Dr. Anuraj Shankar, from the Harvard University T.H. Chan School of Public Health shared the example of the Open Smart Register Platform (OpenSRP) for local Anganwadi Workers in India. The workers collect and store health information on paper, but the benefits from shifting that data into a smart register goes beyond simply better information management. Using OpenSRP, the workers can apply information in a more effective way by customizing health services based on previous information or interventions that clients have received.

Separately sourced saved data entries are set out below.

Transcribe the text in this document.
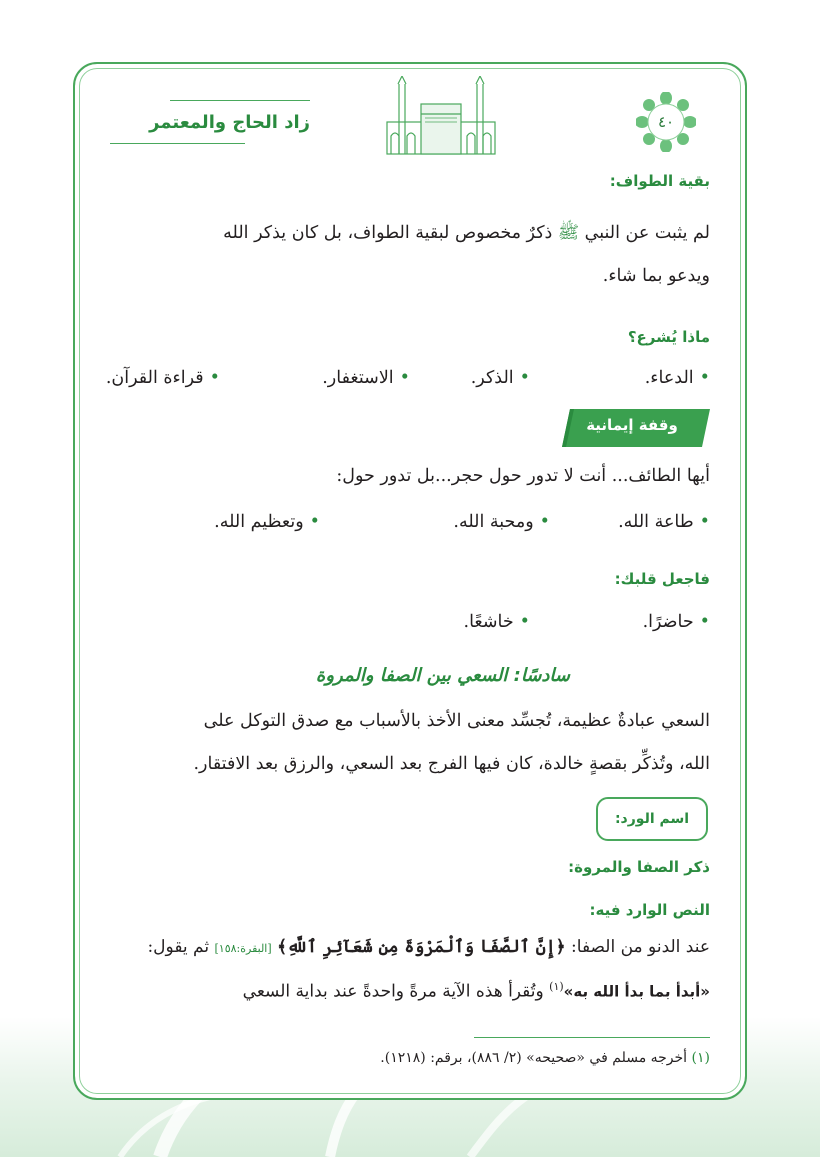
٤٠
زاد الحاج والمعتمر
بقية الطواف:
لم يثبت عن النبي ﷺ ذكرٌ مخصوص لبقية الطواف، بل كان يذكر الله
ويدعو بما شاء.
ماذا يُشرع؟
•الدعاء.
•الذكر.
•الاستغفار.
•قراءة القرآن.
وقفة إيمانية
أيها الطائف... أنت لا تدور حول حجر...بل تدور حول:
•طاعة الله.
•ومحبة الله.
•وتعظيم الله.
فاجعل قلبك:
•حاضرًا.
•خاشعًا.
سادسًا: السعي بين الصفا والمروة
السعي عبادةٌ عظيمة، تُجسِّد معنى الأخذ بالأسباب مع صدق التوكل على
الله، وتُذكِّر بقصةٍ خالدة، كان فيها الفرج بعد السعي، والرزق بعد الافتقار.
اسم الورد:
ذكر الصفا والمروة:
النص الوارد فيه:
عند الدنو من الصفا: ﴿إِنَّ ٱلصَّفَا وَٱلْمَرْوَةَ مِن شَعَآئِرِ ٱللَّهِ﴾ [البقرة:١٥٨] ثم يقول:
«أبدأ بما بدأ الله به»$^{(١)}$ وتُقرأ هذه الآية مرةً واحدةً عند بداية السعي
(١) أخرجه مسلم في «صحيحه» (٢/ ٨٨٦)، برقم: (١٢١٨).
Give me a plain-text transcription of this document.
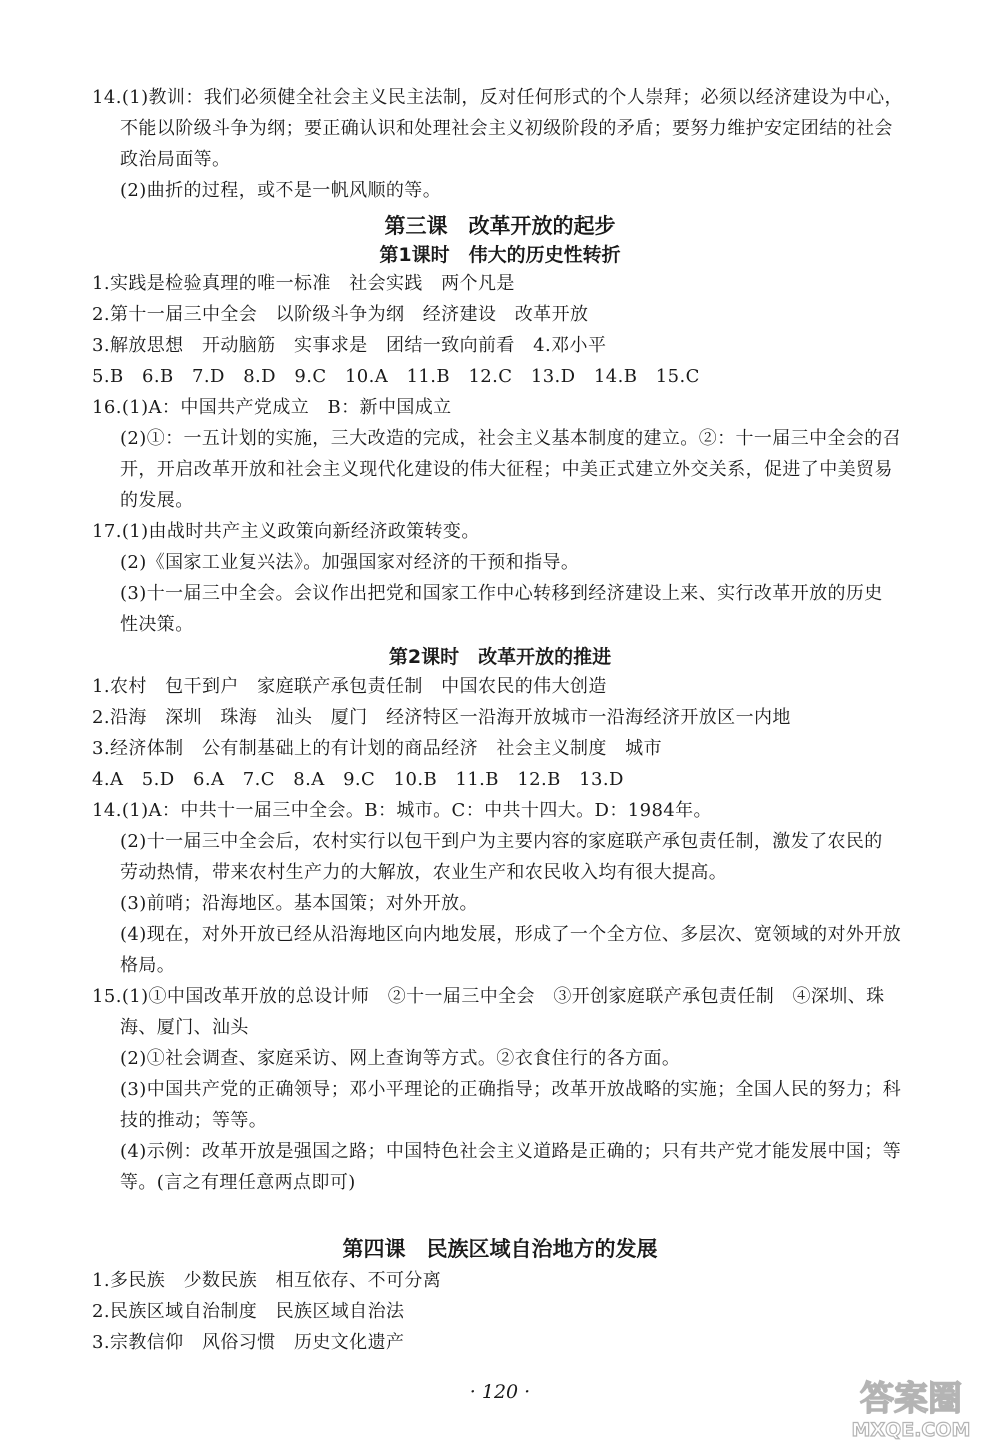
14.(1)教训：我们必须健全社会主义民主法制，反对任何形式的个人崇拜；必须以经济建设为中心，
不能以阶级斗争为纲；要正确认识和处理社会主义初级阶段的矛盾；要努力维护安定团结的社会
政治局面等。
(2)曲折的过程，或不是一帆风顺的等。
第三课　改革开放的起步
第1课时　伟大的历史性转折
1.实践是检验真理的唯一标准　社会实践　两个凡是
2.第十一届三中全会　以阶级斗争为纲　经济建设　改革开放
3.解放思想　开动脑筋　实事求是　团结一致向前看　4.邓小平
5.B　6.B　7.D　8.D　9.C　10.A　11.B　12.C　13.D　14.B　15.C
16.(1)A：中国共产党成立　B：新中国成立
(2)①：一五计划的实施，三大改造的完成，社会主义基本制度的建立。②：十一届三中全会的召
开，开启改革开放和社会主义现代化建设的伟大征程；中美正式建立外交关系，促进了中美贸易
的发展。
17.(1)由战时共产主义政策向新经济政策转变。
(2)《国家工业复兴法》。加强国家对经济的干预和指导。
(3)十一届三中全会。会议作出把党和国家工作中心转移到经济建设上来、实行改革开放的历史
性决策。
第2课时　改革开放的推进
1.农村　包干到户　家庭联产承包责任制　中国农民的伟大创造
2.沿海　深圳　珠海　汕头　厦门　经济特区一沿海开放城市一沿海经济开放区一内地
3.经济体制　公有制基础上的有计划的商品经济　社会主义制度　城市
4.A　5.D　6.A　7.C　8.A　9.C　10.B　11.B　12.B　13.D
14.(1)A：中共十一届三中全会。B：城市。C：中共十四大。D：1984年。
(2)十一届三中全会后，农村实行以包干到户为主要内容的家庭联产承包责任制，激发了农民的
劳动热情，带来农村生产力的大解放，农业生产和农民收入均有很大提高。
(3)前哨；沿海地区。基本国策；对外开放。
(4)现在，对外开放已经从沿海地区向内地发展，形成了一个全方位、多层次、宽领域的对外开放
格局。
15.(1)①中国改革开放的总设计师　②十一届三中全会　③开创家庭联产承包责任制　④深圳、珠
海、厦门、汕头
(2)①社会调查、家庭采访、网上查询等方式。②衣食住行的各方面。
(3)中国共产党的正确领导；邓小平理论的正确指导；改革开放战略的实施；全国人民的努力；科
技的推动；等等。
(4)示例：改革开放是强国之路；中国特色社会主义道路是正确的；只有共产党才能发展中国；等
等。(言之有理任意两点即可)
第四课　民族区域自治地方的发展
1.多民族　少数民族　相互依存、不可分离
2.民族区域自治制度　民族区域自治法
3.宗教信仰　风俗习惯　历史文化遗产
· 120 ·	答案圈
MXQE.COM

In Madagascar, the U.S. Agency for International Development-funded Mahefa Project led by John Snow Inc., recognized that the dashboards used to track drug supplies were plagued by user experience and data visibility challenges. The poor design placed a heavy burden on the CHWs who would submit inventory reports via SMS message. The Mahefa Project used HCD principles to work with CHWs to design a more effective dashboard and a less challenging reporting system. This shifted the supply chain management burden off of CHWs and onto the system, improving CHWs performance and reducing stock-outs.

Implementing mHealth at National Scale panel at the mHealth Summit 2015. (Photo: MSH Staff)

Digital health tools are shifting health services from standardization toward customization, and mHealth solutions further provide an opportunity to connect with clients, health workers, and organizations “where they are.” However, it remains essential to frame digital interventions, tools, and resources broadly, to avoid over-estimating or over-relying on their impact.